Moderatörlüğünü Zeynep Altıok Akatlı’nın yaptığı panel-forum Murat Yüksel’in yönetmenliğini yaptığı “Jeotermal Yetti Gari” başlıklı belgesel ile başladı. Katılımın yoğun olduğu panelde Halk Sağlığı Uzmanı Prof. Dr. Ali Osman Karababa, Elektrik Mühendisi Cevat Uçman, Ziraat Mühendisi Ferdan Çiftçi, Elektrik Mühendisi Tayfun Öngüner, Salihli Çevre Derneği Başkanı Avukat Seçil Ege konuşmacı olarak yer aldılar. Panele sivil toplum temsilcileri, çevre örgütleri ve çok sayıda çevreci büyük ilgi gösterdi. Panelin en önemli konukları ise Aydın Merkez ilçe Efeler’den gelen jeotermal yüzünden tarım alanlarını kaybeden ve üretim yapamayan Kızılcaköy’lülerdi.
“YAŞAMI CİDDİYE ALMAK ZORUNDAYIZ”
İBB Başkanı Tunç Soyer, “Doğa hastaysa biz de hastayız, iyiyse biz de iyiyiz. Bizim dışarıdaki ağaçtan bir farkımız yok çünkü doğanın bir parçasıyız. Doğanın bu şekilde tahrip edilmesine, istendiği gibi kullanılacağı düşüncesine tepki vermek zorundayız. Bugün Jeotermal başlığı altında, yarın taş ocaklarında, evvelsi gün İstanbul’da kanalda hep aynı konunun tarafındayız. Çünkü yaşamı ciddiye almak zorundayız” dedi.
“YANLARINDA OLMAYA DEVAM EDECEĞİM”
Efeler’de JES’lerin yarattığı etkinin bilindiğinden çok daha vahim sonuçlar ortaya çıkarttığını ifade eden Efeler Belediye Başkanı M. Fatih Atay, “Kızılcaköy’lü kardeşlerime sonsuz şükranlarımı sunuyorum. Önceden de söz vermiştim, şimdi de yineliyorum; bu yanlış jeotermallerden kurtulana kadar yanlarında olmaya devam edeceğim. Biz Efeler’de çevre kirliliğine ve doğanın tahribatına dikkat çekmek amacıyla ‘Çevre Film Günleri’ düzenledik. Dünyanın birçok yerinden yönetmenlerimiz geldi. Çalışmalarının ardından zararın ne boyutta olduğunu görünce hayrete kapıldılar. Efeler’de durum o kadar kötü ki, vatandaşlarımız yaşamları boyunca gelir elde ettikleri topraklarını kaybediyorlar” dedi.

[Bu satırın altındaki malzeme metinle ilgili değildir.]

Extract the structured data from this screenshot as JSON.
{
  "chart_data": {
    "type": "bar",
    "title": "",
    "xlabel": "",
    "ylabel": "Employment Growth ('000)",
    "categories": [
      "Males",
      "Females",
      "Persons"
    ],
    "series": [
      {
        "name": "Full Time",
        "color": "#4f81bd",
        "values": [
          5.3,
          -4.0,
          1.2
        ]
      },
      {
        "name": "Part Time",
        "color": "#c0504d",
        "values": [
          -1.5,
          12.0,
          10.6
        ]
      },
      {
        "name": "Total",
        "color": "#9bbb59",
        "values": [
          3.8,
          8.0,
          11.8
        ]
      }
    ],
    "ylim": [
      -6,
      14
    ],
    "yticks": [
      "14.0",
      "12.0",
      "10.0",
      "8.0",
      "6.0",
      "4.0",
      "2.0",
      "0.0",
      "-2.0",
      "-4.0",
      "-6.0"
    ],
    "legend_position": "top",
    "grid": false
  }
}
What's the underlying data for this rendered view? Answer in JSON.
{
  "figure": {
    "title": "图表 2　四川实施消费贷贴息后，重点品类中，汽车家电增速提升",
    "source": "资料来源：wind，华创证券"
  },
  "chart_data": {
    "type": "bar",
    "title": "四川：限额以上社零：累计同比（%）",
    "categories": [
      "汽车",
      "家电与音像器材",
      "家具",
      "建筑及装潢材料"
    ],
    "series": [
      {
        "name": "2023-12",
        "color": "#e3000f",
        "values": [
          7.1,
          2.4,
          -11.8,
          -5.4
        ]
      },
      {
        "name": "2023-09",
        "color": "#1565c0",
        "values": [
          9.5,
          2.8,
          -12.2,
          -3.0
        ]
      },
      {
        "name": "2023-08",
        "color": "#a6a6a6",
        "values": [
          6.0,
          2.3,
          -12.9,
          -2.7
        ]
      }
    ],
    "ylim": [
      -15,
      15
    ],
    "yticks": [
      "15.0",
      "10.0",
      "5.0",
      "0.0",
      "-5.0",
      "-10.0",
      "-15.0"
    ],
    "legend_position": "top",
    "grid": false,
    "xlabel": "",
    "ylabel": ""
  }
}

Atay sözlerini şu şekilde sürdürdü:
“Zararlı olan bütün jeotermallerin karşısındayız. Bu direniş biterse ve yenilirsek öleceğiz. Zeytinlikler ve incir ağaçları jeotermaller gelene kadar sağlıklıydı. Sonrasında doğanın sağlığı bozulduysa, sahip çıkmak için direnmek zorundayız. Enerjiyi her yerde üretebilirsiniz ama inciri her yerde yetiştiremezsiniz. Doğaya salınan gazların içerisinde en zehirlisi hidrojen sülfür. Belediye meclis kararıyla ölçüm cihaz aldık. Bu cihaz ile ölçüm yapacağız ve halkımız yaşamlarının bu gazlardan dolayı ne kadar etkilendiğini öğrenecek. Birkaç hafta içerisinde de vatandaşlarımız bu bilgiye erişebilecekler.”